While a small group of volunteers held the animals’ massive heads to make sure they kept breathing, the biologists drew blood samples to test for diseases and to see if the adult female was pregnant. Generally, a pregnant population of moose is a good indicator the population as a whole is doing ok. The adult female was given antibiotics for a small wound we discovered while collaring her, and even some tick medicine, which as a wild animal is likely as close as she will ever come to getting a veterinarian’s check-up!

The “after” photo, showing the yearling, a little woozy, but happy and healthy with the newly fitted GPS collar and tag. This first thing she did after waking up? Started munching on willows of course!

The next step is fitting and applying the GPS collars. We get questions from time to time about whether the collars will impact the quality of life for the moose (which is a great question). The collars are designed to not encumber the movements of the animal and will actually release, usually after a few years, when sufficient data is acquired. The biologists will then be able to track and recover the dropped collars. While the moose might prefer not to be wearing a necklace, scientists don’t believe these collars negatively influence their lives in any way. In fact, when these two woke up, they seemed utterly unaware anything had changed.

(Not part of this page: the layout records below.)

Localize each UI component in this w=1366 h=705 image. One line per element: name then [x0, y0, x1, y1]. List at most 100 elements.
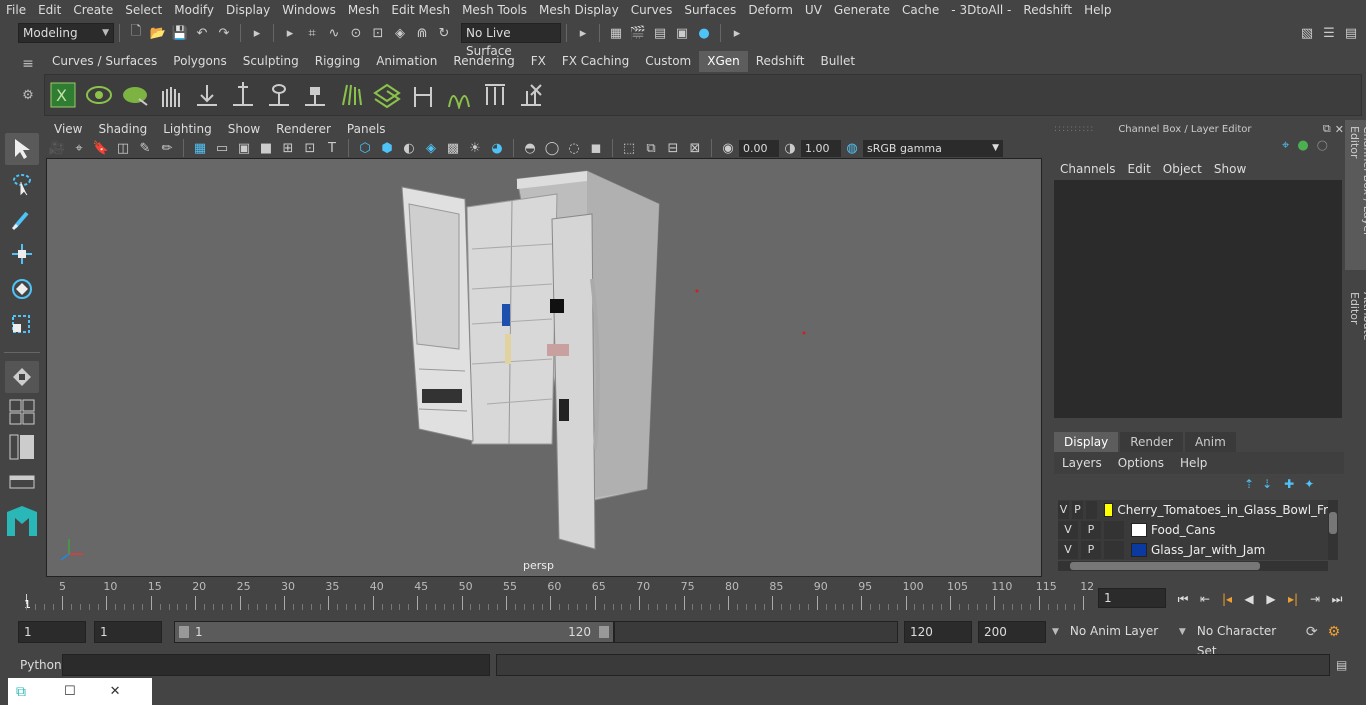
layer-name[interactable]: Cherry_Tomatoes_in_Glass_Bowl_Fr [1117, 503, 1328, 517]
layer-display-type[interactable] [1104, 541, 1124, 559]
menu-windows[interactable]: Windows [276, 0, 342, 21]
gamma-field[interactable]: 1.00 [801, 139, 841, 157]
layer-playback[interactable]: P [1071, 501, 1083, 519]
axis-gizmo-icon[interactable]: ⌖ [1282, 138, 1289, 153]
range-handle-start[interactable] [179, 626, 189, 638]
snap-rotate-icon[interactable]: ↻ [435, 24, 453, 42]
bookmark-icon[interactable]: 🔖 [92, 139, 110, 157]
layer-horizontal-scrollbar[interactable] [1058, 561, 1328, 571]
groom-smooth-icon[interactable] [443, 78, 475, 112]
step-back-key-icon[interactable]: ⇤ [1194, 589, 1216, 609]
play-backwards-icon[interactable]: ◀ [1238, 589, 1260, 609]
pencil-icon[interactable]: ✏ [158, 139, 176, 157]
grid-icon[interactable]: ▦ [191, 139, 209, 157]
snap-surface-icon[interactable]: ◈ [391, 24, 409, 42]
gate-mask-icon[interactable]: ■ [257, 139, 275, 157]
menu-mesh[interactable]: Mesh [342, 0, 386, 21]
playback-end-field[interactable]: 120 [904, 621, 972, 643]
range-slider[interactable]: 1 120 [174, 621, 614, 643]
menu-renderer[interactable]: Renderer [268, 120, 339, 138]
expand-icon[interactable]: ▸ [281, 24, 299, 42]
layer-color-swatch[interactable] [1131, 543, 1147, 557]
groom-length-icon[interactable] [479, 78, 511, 112]
menu-edit-mesh[interactable]: Edit Mesh [385, 0, 456, 21]
exposure-field[interactable]: 0.00 [739, 139, 779, 157]
layout-outliner-icon[interactable] [5, 431, 39, 463]
scene-start-field[interactable]: 1 [18, 621, 86, 643]
chevron-down-icon[interactable]: ▼ [1179, 627, 1186, 637]
camera-attrs-icon[interactable]: ⌖ [70, 139, 88, 157]
exposure-icon[interactable]: ◉ [719, 139, 737, 157]
resolution-gate-icon[interactable]: ▣ [235, 139, 253, 157]
command-language[interactable]: Python [20, 658, 62, 672]
layer-row[interactable]: V P Cherry_Tomatoes_in_Glass_Bowl_Fr [1058, 500, 1328, 520]
menu-mesh-display[interactable]: Mesh Display [533, 0, 625, 21]
layout-four-icon[interactable] [5, 396, 39, 428]
save-scene-icon[interactable]: 💾 [171, 24, 189, 42]
layout-graph-icon[interactable] [5, 466, 39, 498]
select-tool-icon[interactable] [5, 133, 39, 165]
menu-mesh-tools[interactable]: Mesh Tools [456, 0, 533, 21]
tab-rendering[interactable]: Rendering [445, 51, 522, 72]
soft-select-icon[interactable] [5, 361, 39, 393]
snap-grid-icon[interactable]: ⌗ [303, 24, 321, 42]
new-layer-selected-icon[interactable]: ✦ [1304, 477, 1314, 491]
snap-point-icon[interactable]: ⊙ [347, 24, 365, 42]
menu-object[interactable]: Object [1157, 162, 1208, 176]
minimized-window[interactable]: ⧉ ☐ ✕ [8, 678, 152, 705]
snap-view-icon[interactable]: ⊡ [369, 24, 387, 42]
move-layer-down-icon[interactable]: ⇣ [1262, 477, 1272, 491]
render-settings-icon[interactable]: ▣ [673, 24, 691, 42]
smooth-shade-icon[interactable]: ⬢ [378, 139, 396, 157]
render-frame-icon[interactable]: 🎬 [629, 24, 647, 42]
redo-icon[interactable]: ↷ [215, 24, 233, 42]
safe-title-icon[interactable]: T [323, 139, 341, 157]
layer-color-swatch[interactable] [1131, 523, 1147, 537]
go-to-start-icon[interactable]: ⏮ [1172, 589, 1194, 609]
scene-end-field[interactable]: 200 [978, 621, 1046, 643]
live-surface-field[interactable]: No Live Surface [461, 23, 561, 58]
menu-layers[interactable]: Layers [1054, 456, 1110, 470]
ipr-render-icon[interactable]: ▤ [651, 24, 669, 42]
step-forward-frame-icon[interactable]: ▸| [1282, 589, 1304, 609]
menu-channels[interactable]: Channels [1054, 162, 1122, 176]
menu-lighting[interactable]: Lighting [155, 120, 220, 138]
channel-box-toggle-icon[interactable]: ▤ [1342, 24, 1360, 42]
tab-custom[interactable]: Custom [637, 51, 699, 72]
chevron-down-icon[interactable]: ▼ [1052, 627, 1059, 637]
layer-row[interactable]: V P Glass_Jar_with_Jam [1058, 540, 1328, 560]
menu-3dtoall[interactable]: - 3DtoAll - [945, 0, 1017, 21]
workspace-icon[interactable]: ▧ [1298, 24, 1316, 42]
current-frame-field[interactable]: 1 [1098, 588, 1166, 608]
undo-icon[interactable]: ↶ [193, 24, 211, 42]
lasso-tool-icon[interactable] [5, 168, 39, 200]
rotate-tool-icon[interactable] [5, 273, 39, 305]
menu-modify[interactable]: Modify [168, 0, 220, 21]
channel-box-panel[interactable] [1054, 180, 1342, 418]
move-tool-icon[interactable] [5, 238, 39, 270]
float-icon[interactable]: ⧉ [1323, 122, 1331, 136]
paint-select-tool-icon[interactable] [5, 203, 39, 235]
mode-dropdown[interactable]: Modeling ▼ [18, 23, 114, 43]
groom-density-icon[interactable] [335, 78, 367, 112]
character-set-dropdown[interactable]: No Character Set [1191, 621, 1296, 658]
menu-surfaces[interactable]: Surfaces [678, 0, 742, 21]
tab-animation[interactable]: Animation [368, 51, 445, 72]
menu-generate[interactable]: Generate [828, 0, 896, 21]
groom-grid-icon[interactable] [371, 78, 403, 112]
viewport-persp[interactable]: persp [46, 158, 1042, 577]
anim-layer-dropdown[interactable]: No Anim Layer [1064, 621, 1175, 643]
range-track[interactable] [614, 621, 898, 643]
layer-visibility[interactable]: V [1058, 501, 1069, 519]
scrollbar-thumb[interactable] [1070, 562, 1260, 570]
menu-cache[interactable]: Cache [896, 0, 945, 21]
layer-display-type[interactable] [1085, 501, 1097, 519]
layer-name[interactable]: Glass_Jar_with_Jam [1151, 543, 1265, 557]
expand-icon[interactable]: ▸ [574, 24, 592, 42]
render-view-icon[interactable]: ▦ [607, 24, 625, 42]
tab-display[interactable]: Display [1054, 432, 1119, 452]
groom-place-icon[interactable] [191, 78, 223, 112]
tab-fx[interactable]: FX [523, 51, 554, 72]
groom-add-icon[interactable] [227, 78, 259, 112]
open-scene-icon[interactable]: 📂 [149, 24, 167, 42]
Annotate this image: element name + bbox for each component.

Before the moose were released, biologists injected each animal with a “reversal drug” which kicked in in a matter of minutes. The idea was to limit the time the animals were sedated in order to create as little stress for them possible. This brought both of the moose out of their slumbers, a little dazed, but no worse for the wear.

This project is the first time scientists have collected movement data on this population of “West Bank” moose. In addition to guiding underpass construction, it will also be interesting to find out whether or not these animals are migratory, and if there are specific times of day and certain locations where they are choosing to cross dangerous roads. We will report back when the data starts to come in, so stay tuned!

And when you do see a moose with a collar and a yellow tag, you can be sure that moose is providing important data for a good cause. And continue to drive cautiously, especially on Highways 22 and on 390 at night!